No-one can say for sure whether the next few days will be snowy or sunny at the North Pole: the weather forecast for the Arctic is far less reliable than for other parts of the world, where an extensive grid of automatic weather stations regularly transmits real-time data on barometric pressure, temperature and wind to the weather services scattered around the globe. Today there’s still very little data to be found at the Earth’s poles, a fact that poses risks for human beings and the environment alike.

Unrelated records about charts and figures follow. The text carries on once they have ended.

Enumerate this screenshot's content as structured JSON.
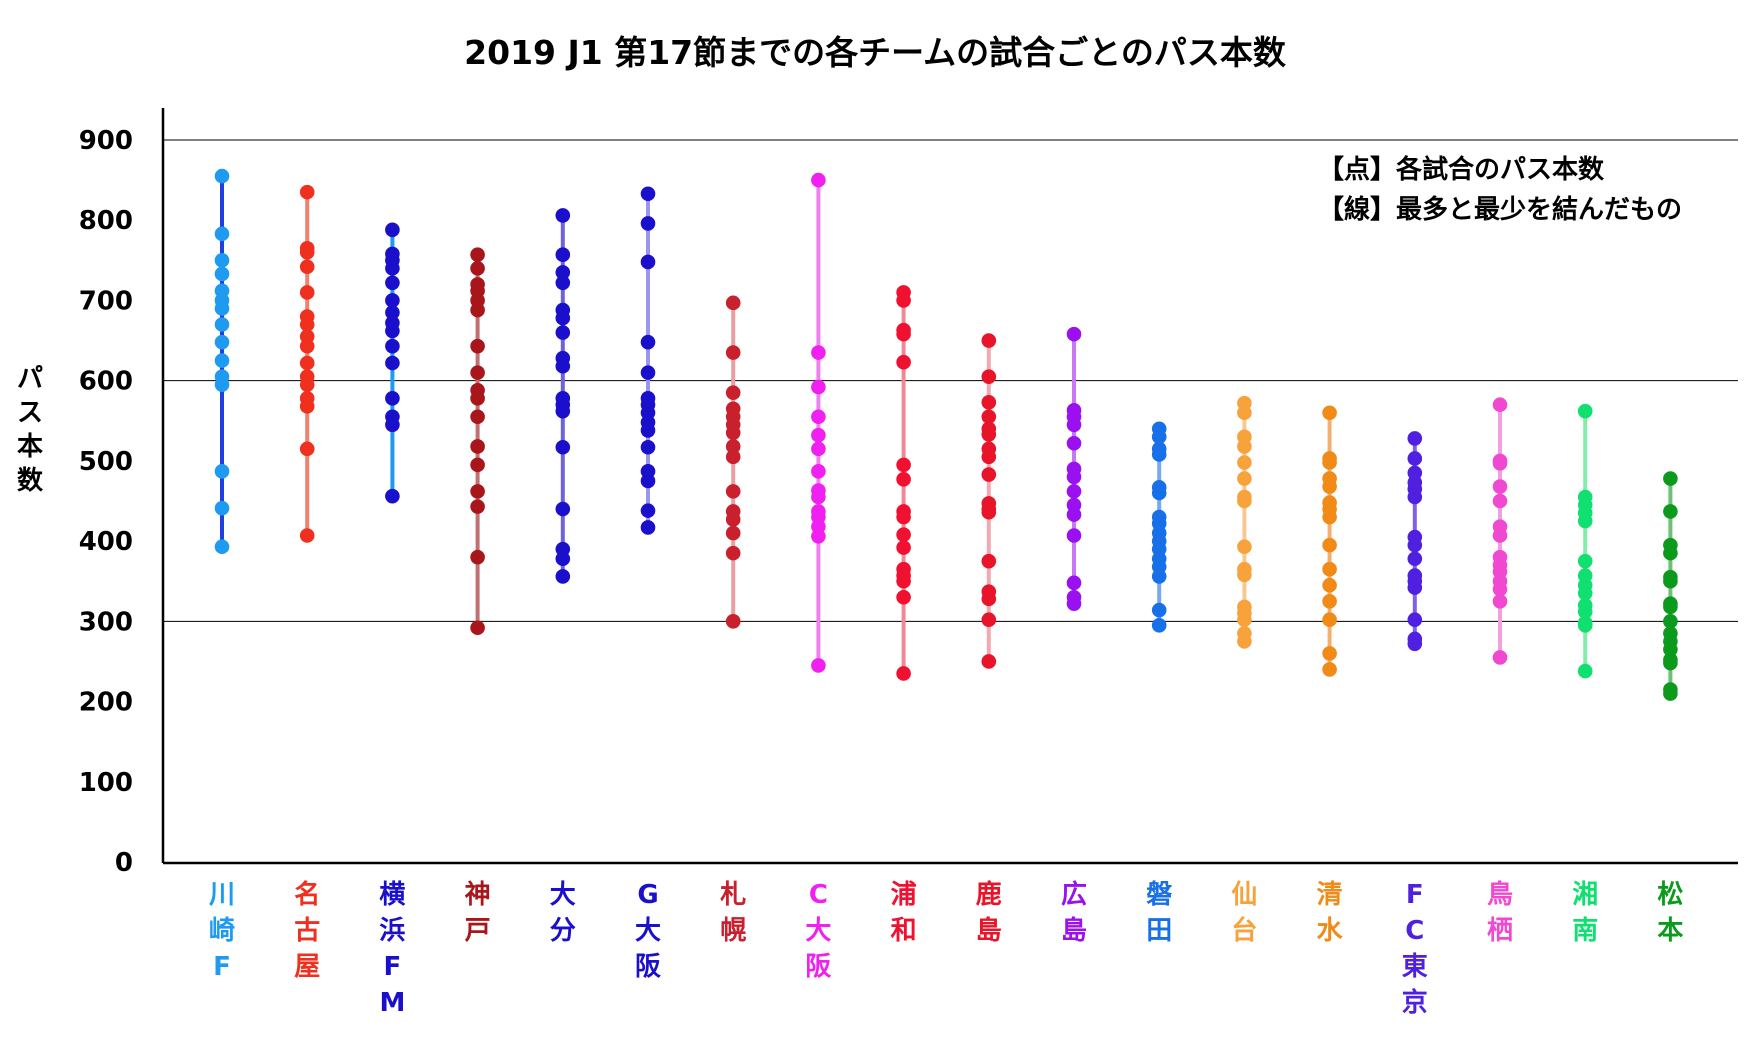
{
  "chart_data": {
    "type": "scatter",
    "title": "2019 J1 第17節までの各チームの試合ごとのパス本数",
    "xlabel": "",
    "ylabel": "パス本数",
    "ylim": [
      0,
      950
    ],
    "yticks": [
      0,
      100,
      200,
      300,
      400,
      500,
      600,
      700,
      800,
      900
    ],
    "yticks_labels": [
      "0",
      "100",
      "200",
      "300",
      "400",
      "500",
      "600",
      "700",
      "800",
      "900"
    ],
    "grid": "horizontal at 300, 600, 900",
    "legend": {
      "placement": "top-right",
      "entries": [
        "【点】各試合のパス本数",
        "【線】最多と最少を結んだもの"
      ]
    },
    "teams": [
      {
        "name": "川崎F",
        "color": "#1E9BF0",
        "line_color": "#1F3FE0",
        "values": [
          855,
          783,
          750,
          733,
          712,
          700,
          690,
          670,
          648,
          625,
          605,
          595,
          487,
          441,
          393
        ]
      },
      {
        "name": "名古屋",
        "color": "#F0301E",
        "line_color": "#F28070",
        "values": [
          835,
          765,
          760,
          742,
          710,
          680,
          670,
          655,
          643,
          622,
          605,
          595,
          578,
          568,
          515,
          407
        ]
      },
      {
        "name": "横浜FM",
        "color": "#1A10CC",
        "line_color": "#1E9BF0",
        "values": [
          788,
          758,
          750,
          740,
          722,
          700,
          685,
          672,
          662,
          643,
          622,
          578,
          555,
          545,
          456
        ]
      },
      {
        "name": "神戸",
        "color": "#A8161B",
        "line_color": "#C07070",
        "values": [
          757,
          740,
          720,
          712,
          700,
          688,
          643,
          610,
          588,
          578,
          555,
          518,
          495,
          462,
          443,
          380,
          292
        ]
      },
      {
        "name": "大分",
        "color": "#1A10CC",
        "line_color": "#6E64D8",
        "values": [
          806,
          757,
          735,
          722,
          688,
          678,
          660,
          628,
          618,
          578,
          570,
          562,
          517,
          440,
          390,
          378,
          356
        ]
      },
      {
        "name": "G大阪",
        "color": "#1A10CC",
        "line_color": "#9A96EE",
        "values": [
          833,
          796,
          748,
          648,
          610,
          578,
          570,
          560,
          548,
          538,
          517,
          487,
          475,
          438,
          417
        ]
      },
      {
        "name": "札幌",
        "color": "#C8202C",
        "line_color": "#EBA0A0",
        "values": [
          697,
          635,
          585,
          565,
          555,
          545,
          535,
          518,
          505,
          462,
          437,
          427,
          410,
          385,
          300
        ]
      },
      {
        "name": "C大阪",
        "color": "#F021F0",
        "line_color": "#F080F0",
        "values": [
          850,
          635,
          592,
          555,
          532,
          515,
          487,
          463,
          455,
          437,
          430,
          418,
          406,
          245
        ]
      },
      {
        "name": "浦和",
        "color": "#F01030",
        "line_color": "#F08898",
        "values": [
          710,
          700,
          663,
          658,
          623,
          495,
          477,
          437,
          430,
          408,
          392,
          365,
          357,
          350,
          330,
          235
        ]
      },
      {
        "name": "鹿島",
        "color": "#E8142A",
        "line_color": "#F2A8B0",
        "values": [
          650,
          605,
          573,
          555,
          540,
          533,
          515,
          505,
          483,
          447,
          440,
          436,
          375,
          337,
          328,
          302,
          250
        ]
      },
      {
        "name": "広島",
        "color": "#9A10F0",
        "line_color": "#C878F2",
        "values": [
          658,
          563,
          555,
          545,
          522,
          490,
          480,
          462,
          445,
          433,
          407,
          348,
          330,
          322
        ]
      },
      {
        "name": "磐田",
        "color": "#1870E8",
        "line_color": "#78A8F2",
        "values": [
          540,
          530,
          515,
          508,
          467,
          460,
          430,
          422,
          410,
          400,
          390,
          378,
          368,
          356,
          314,
          295
        ]
      },
      {
        "name": "仙台",
        "color": "#F8A23C",
        "line_color": "#F8C890",
        "values": [
          572,
          560,
          530,
          518,
          498,
          478,
          455,
          450,
          393,
          365,
          358,
          318,
          310,
          302,
          285,
          275
        ]
      },
      {
        "name": "清水",
        "color": "#F28A18",
        "line_color": "#F2B070",
        "values": [
          560,
          503,
          498,
          478,
          468,
          448,
          440,
          430,
          395,
          365,
          345,
          325,
          302,
          260,
          240
        ]
      },
      {
        "name": "FC東京",
        "color": "#5020E0",
        "line_color": "#8060EA",
        "values": [
          528,
          503,
          485,
          473,
          465,
          455,
          405,
          395,
          378,
          357,
          350,
          342,
          302,
          278,
          272
        ]
      },
      {
        "name": "鳥栖",
        "color": "#F048D0",
        "line_color": "#F0A0E0",
        "values": [
          570,
          500,
          497,
          468,
          450,
          418,
          407,
          380,
          370,
          362,
          350,
          340,
          325,
          255
        ]
      },
      {
        "name": "湘南",
        "color": "#10E070",
        "line_color": "#80EEA8",
        "values": [
          562,
          455,
          445,
          435,
          425,
          375,
          357,
          345,
          335,
          320,
          312,
          298,
          295,
          238
        ]
      },
      {
        "name": "松本",
        "color": "#0C9A1C",
        "line_color": "#70C078",
        "values": [
          478,
          437,
          395,
          385,
          355,
          350,
          322,
          318,
          300,
          285,
          275,
          265,
          252,
          248,
          215,
          210
        ]
      }
    ]
  }
}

With the research initiative “Year of Polar Prediction” (YOPP), the World Meteorological Organization (WMO), the Alfred Wegener Institute and numerous partner institutions from more than 20 countries hope to address these observational gaps and significantly improve predictions for weather, ice and climatic conditions. Accordingly, in the course of the next two years, experts working at universities, weather services and research centres will conduct intensive measuring campaigns in the Arctic and Antarctic, and will use the resulting data to create advanced weather, ice and climate models.

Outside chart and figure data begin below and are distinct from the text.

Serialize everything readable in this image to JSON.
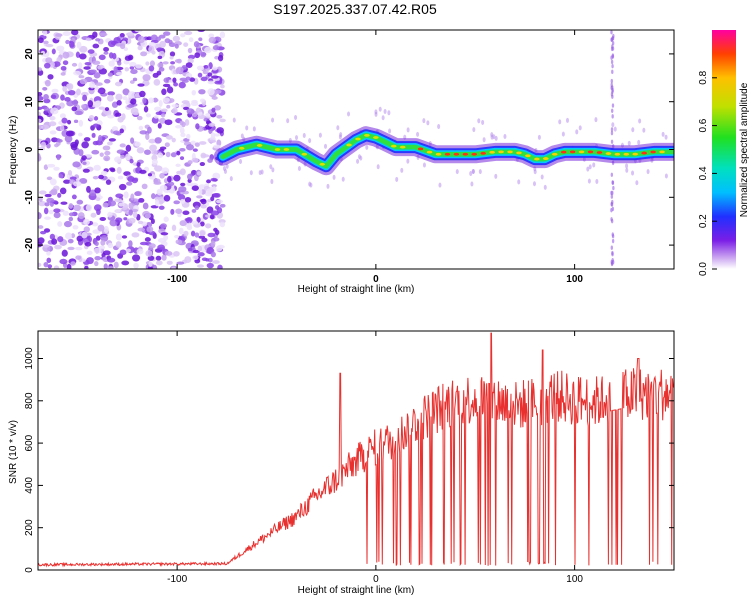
{
  "title": "S197.2025.337.07.42.R05",
  "colorbar": {
    "label": "Normalized spectral amplitude",
    "ticks": [
      "0.0",
      "0.2",
      "0.4",
      "0.6",
      "0.8"
    ],
    "tick_values": [
      0.0,
      0.2,
      0.4,
      0.6,
      0.8
    ],
    "range": [
      0,
      1
    ]
  },
  "chart_data": [
    {
      "type": "heatmap",
      "title": "S197.2025.337.07.42.R05",
      "xlabel": "Height of straight line (km)",
      "ylabel": "Frequency (Hz)",
      "xlim": [
        -170,
        150
      ],
      "ylim": [
        -25,
        25
      ],
      "x_ticks": [
        -100,
        0,
        100
      ],
      "x_tick_labels": [
        "-100",
        "0",
        "100"
      ],
      "y_ticks": [
        -20,
        -10,
        0,
        10,
        20
      ],
      "y_tick_labels": [
        "-20",
        "-10",
        "0",
        "10",
        "20"
      ],
      "noise_region_x": [
        -170,
        -77
      ],
      "spike_x": 119,
      "ridge": {
        "x": [
          -77,
          -70,
          -60,
          -50,
          -40,
          -30,
          -25,
          -20,
          -10,
          -5,
          0,
          5,
          10,
          20,
          30,
          40,
          50,
          60,
          70,
          75,
          80,
          85,
          90,
          95,
          100,
          110,
          120,
          130,
          140,
          150
        ],
        "freq": [
          -1.5,
          0,
          1,
          0,
          0,
          -2.5,
          -3.5,
          -1,
          2,
          3,
          2.5,
          1.5,
          0.5,
          0.5,
          -1,
          -1,
          -1,
          -0.5,
          -0.5,
          -1,
          -2,
          -2,
          -1,
          -0.5,
          -0.5,
          -0.5,
          -1,
          -1,
          -0.5,
          -0.5
        ]
      }
    },
    {
      "type": "line",
      "xlabel": "Height of straight line (km)",
      "ylabel": "SNR (10 * v/v)",
      "xlim": [
        -170,
        150
      ],
      "ylim": [
        0,
        1130
      ],
      "x_ticks": [
        -100,
        0,
        100
      ],
      "x_tick_labels": [
        "-100",
        "0",
        "100"
      ],
      "y_ticks": [
        0,
        200,
        400,
        600,
        800,
        1000
      ],
      "y_tick_labels": [
        "0",
        "200",
        "400",
        "600",
        "800",
        "1000"
      ],
      "series": [
        {
          "name": "SNR",
          "color": "#e8302e",
          "envelope_x": [
            -170,
            -75,
            -65,
            -50,
            -40,
            -30,
            -20,
            -10,
            0,
            10,
            20,
            30,
            40,
            50,
            60,
            70,
            80,
            90,
            100,
            110,
            120,
            130,
            150
          ],
          "envelope_y": [
            25,
            30,
            100,
            200,
            260,
            360,
            440,
            530,
            600,
            640,
            720,
            780,
            820,
            840,
            830,
            800,
            820,
            850,
            830,
            820,
            840,
            860,
            860
          ],
          "peaks": [
            {
              "x": -18,
              "y": 930
            },
            {
              "x": 58,
              "y": 1120
            },
            {
              "x": 84,
              "y": 1040
            },
            {
              "x": 132,
              "y": 1000
            }
          ]
        }
      ]
    }
  ]
}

“We need far better predictions for the ice and weather developments in the polar regions if we hope to minimise the hazards created by the increasing level of human activity in the Arctic and Antarctic. By way of example: less sea ice doesn’t automatically translate into fewer risks for the shipping industry – which is why highly accurate ice and weather forecasts are an essential prerequisite for effective safety management,” explains Prof Thomas Jung, a climate researcher at the Alfred Wegener Institute and Head of the YOPP Polar Prediction Project steering group.
The impacts of climate change are more readily apparent in the polar regions than in other parts of the world. “The Arctic and parts of the Antarctic are heating twice as rapidly as the rest of the world, causing melting of glaciers, shrinking sea ice and snow cover. The impact of this is felt in other parts of the globe – as exemplified by rising sea levels and changing weather and climate patterns,” says Jung. “But right now we still can’t make precise predictions on the future developments, or the scope of change. Here, our climate models still have some serious shortcomings.”

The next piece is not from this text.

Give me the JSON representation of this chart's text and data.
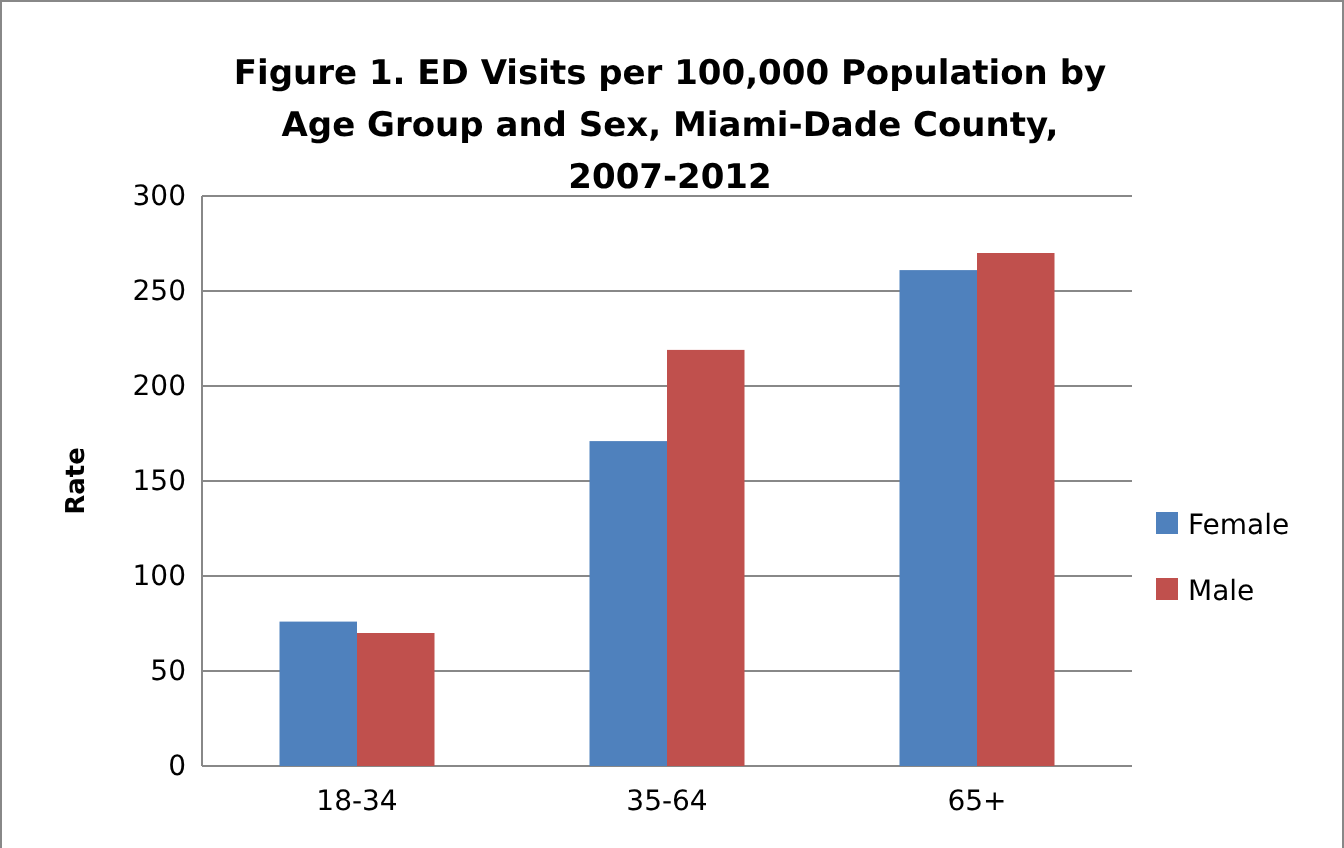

These observational gaps in the Arctic also limit the quality of weather and climate predictions for Europe and North America. “Because of teleconnections, the poles influence weather and climate conditions in lower latitudes where hundreds of millions of people live,” says WMO General Secretary Petteri Taalas. “Warming Arctic air masses and declining sea ice are believed to affect ocean circulation and the jet stream, and are potentially linked to extreme phenomena such as cold spells, heat waves and droughts in the northern hemisphere.”
The “Year of Polar Prediction” is an initiative of the WMO World Weather Research Programme and is being coordinated by a project team at the Alfred Wegener Institute in Bremerhaven. Working in predefined observation phases, the participating researchers will significantly increase the quantity of measurements they take in the polar regions, by e.g. launching weather balloons more frequently, deploying more sensor buoys from research ships, and setting up a range of automatic weather stations during their expeditions on land. These efforts will tentatively be supplemented by various measuring campaigns involving aircraft and satellites.
All observational data will be shared via the WMO Information System – allowing operational forecasting centres around the world to receive the data in real time to feed their forecasts. In addition, social scientists will look at how polar forecasts can be factored into socio-economic decision making, whilst key stakeholders in transport, shipping and tourism sectors will provide input on the practical needs of the user community.
“The scientific and technological advances we hope to achieve in the course of the project will help us better grasp the physical processes at work in the Arctic and Antarctic. Further, we will establish new observational networks that will allow us to make more reliable predictions on weather and ice developments in the future – both on the long-term and short-term scales,” concludes Thomas Jung.